A Novel Function for a Glucose Analog of Blood Group H Antigen as a Mediator of Leukocyte-Endothelial Adhesion via Intracellular Adhesion Molecule 1

Abstract

The 4A11 antigen is a unique cytokine-inducible antigen up-regulated on rheumatoid arthritis synovial endothelium compared with normal endothelium. In soluble form, this antigen, Lewisy-6/H-5-2 (Ley/H), or its glucose analog, 2-fucosyllactose (H-2g), mediates angiogenesis. The Ley/H antigen is structurally related to the soluble E-selectin ligand, sialyl Lewisx, and is selectively expressed in skin, lymphoid organs, thymus, and synovium, suggesting that it may be important in leukocyte homing or adhesion.
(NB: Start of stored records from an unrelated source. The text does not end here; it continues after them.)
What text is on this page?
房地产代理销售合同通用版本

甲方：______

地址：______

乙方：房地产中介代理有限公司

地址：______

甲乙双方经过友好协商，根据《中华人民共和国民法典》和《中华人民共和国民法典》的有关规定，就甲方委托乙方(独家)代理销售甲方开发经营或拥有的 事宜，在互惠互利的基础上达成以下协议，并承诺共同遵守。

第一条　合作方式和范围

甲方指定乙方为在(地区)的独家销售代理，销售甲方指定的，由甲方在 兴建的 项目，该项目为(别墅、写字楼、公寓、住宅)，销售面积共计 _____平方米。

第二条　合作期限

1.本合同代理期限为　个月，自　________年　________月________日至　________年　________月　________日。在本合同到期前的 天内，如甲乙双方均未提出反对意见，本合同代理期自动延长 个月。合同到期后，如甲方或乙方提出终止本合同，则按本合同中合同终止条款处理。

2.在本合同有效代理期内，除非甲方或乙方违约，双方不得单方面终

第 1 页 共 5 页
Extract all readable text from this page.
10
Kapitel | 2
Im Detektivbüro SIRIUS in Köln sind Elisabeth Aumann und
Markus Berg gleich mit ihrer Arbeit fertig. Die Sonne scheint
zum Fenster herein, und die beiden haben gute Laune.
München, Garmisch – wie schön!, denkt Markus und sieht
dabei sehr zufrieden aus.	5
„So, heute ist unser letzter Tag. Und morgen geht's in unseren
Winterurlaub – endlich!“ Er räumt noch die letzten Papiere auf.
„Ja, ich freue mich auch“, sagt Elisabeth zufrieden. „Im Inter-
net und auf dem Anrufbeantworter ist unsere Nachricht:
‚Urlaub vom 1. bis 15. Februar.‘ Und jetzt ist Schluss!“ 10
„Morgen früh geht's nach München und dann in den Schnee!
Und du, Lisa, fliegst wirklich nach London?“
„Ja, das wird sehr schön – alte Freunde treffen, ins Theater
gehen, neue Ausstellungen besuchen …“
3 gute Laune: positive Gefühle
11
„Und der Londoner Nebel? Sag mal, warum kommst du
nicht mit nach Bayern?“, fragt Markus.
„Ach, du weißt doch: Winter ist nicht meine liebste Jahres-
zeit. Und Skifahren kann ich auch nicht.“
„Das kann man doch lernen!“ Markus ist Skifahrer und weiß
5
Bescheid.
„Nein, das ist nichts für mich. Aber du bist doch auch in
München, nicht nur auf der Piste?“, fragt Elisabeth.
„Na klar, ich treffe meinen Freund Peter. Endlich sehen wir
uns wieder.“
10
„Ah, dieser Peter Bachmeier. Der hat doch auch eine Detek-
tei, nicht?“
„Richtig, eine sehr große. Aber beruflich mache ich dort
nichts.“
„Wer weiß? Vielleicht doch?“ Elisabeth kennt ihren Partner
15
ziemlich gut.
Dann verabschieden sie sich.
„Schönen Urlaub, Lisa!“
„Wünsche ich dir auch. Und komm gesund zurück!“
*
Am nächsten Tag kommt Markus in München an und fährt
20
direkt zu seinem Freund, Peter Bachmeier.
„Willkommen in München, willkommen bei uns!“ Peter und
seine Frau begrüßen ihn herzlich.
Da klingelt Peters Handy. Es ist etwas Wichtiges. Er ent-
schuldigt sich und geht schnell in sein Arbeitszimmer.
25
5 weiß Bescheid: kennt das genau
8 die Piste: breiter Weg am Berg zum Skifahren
In the present study, we used H-2g as a functional substitute to demonstrate a novel property for Ley/H antigen in inducing leukocyte-endothelial adhesion. H-2g significantly enhanced the expression of human dermal microvascular endothelial cells (HMVECs) intercellular adhesion molecule-1 (ICAM-1), but not vascular cell adhesion molecule-1, E-selectin, and P-selectin. Immunoprecipitation and Western blotting showed glycolipids Ley-6, H-5-2, or the glucose analog H-2g quickly activated human microvascular endothelial cell line-1 (HMEC-1) Janus kinase 2 (JAK2) and that the JAK2 inhibitor, AG-490, completely inhibited HMVEC ICAM-1 expression and HL-60 adhesion to HMEC-1s. Use of a JAK/signal transducer and activator of transcription (STAT) profiling system confirmed that H-2g selectively activated STAT3 but not STAT1 and STAT2. AG-490 inhibited H-2g-induced Erk1/2 and PI3K-Akt activation, suggesting that JAK2 is upstream of the Erk1/2 and PI3K-Akt pathways. Furthermore, the JAK2 inhibitor AG-490, the Erk1/2 inhibitor PD98059, or the phosphatidylinositol 3-kinase inhibitor LY294002 or antisense oligodeoxynucleotides directed against JAK2, Erk1/2, or phosphatidylinositol 3-kinase blocked H-2g-induced HMVEC ICAM-1 expression and HL-60 adhesion to HMEC-1s. Hence, H-2g signals through JAK2 and its downstream signal transducers STAT3, Erk1/2, and phosphatidylinositol 3-kinase result in ICAM-1 expression and cell adhesion. Potential treatment strategies through the inhibition of JAK-dependent pathways to target H-2g signals may provide a useful approach in inflammation-driven diseases like rheumatoid arthritis.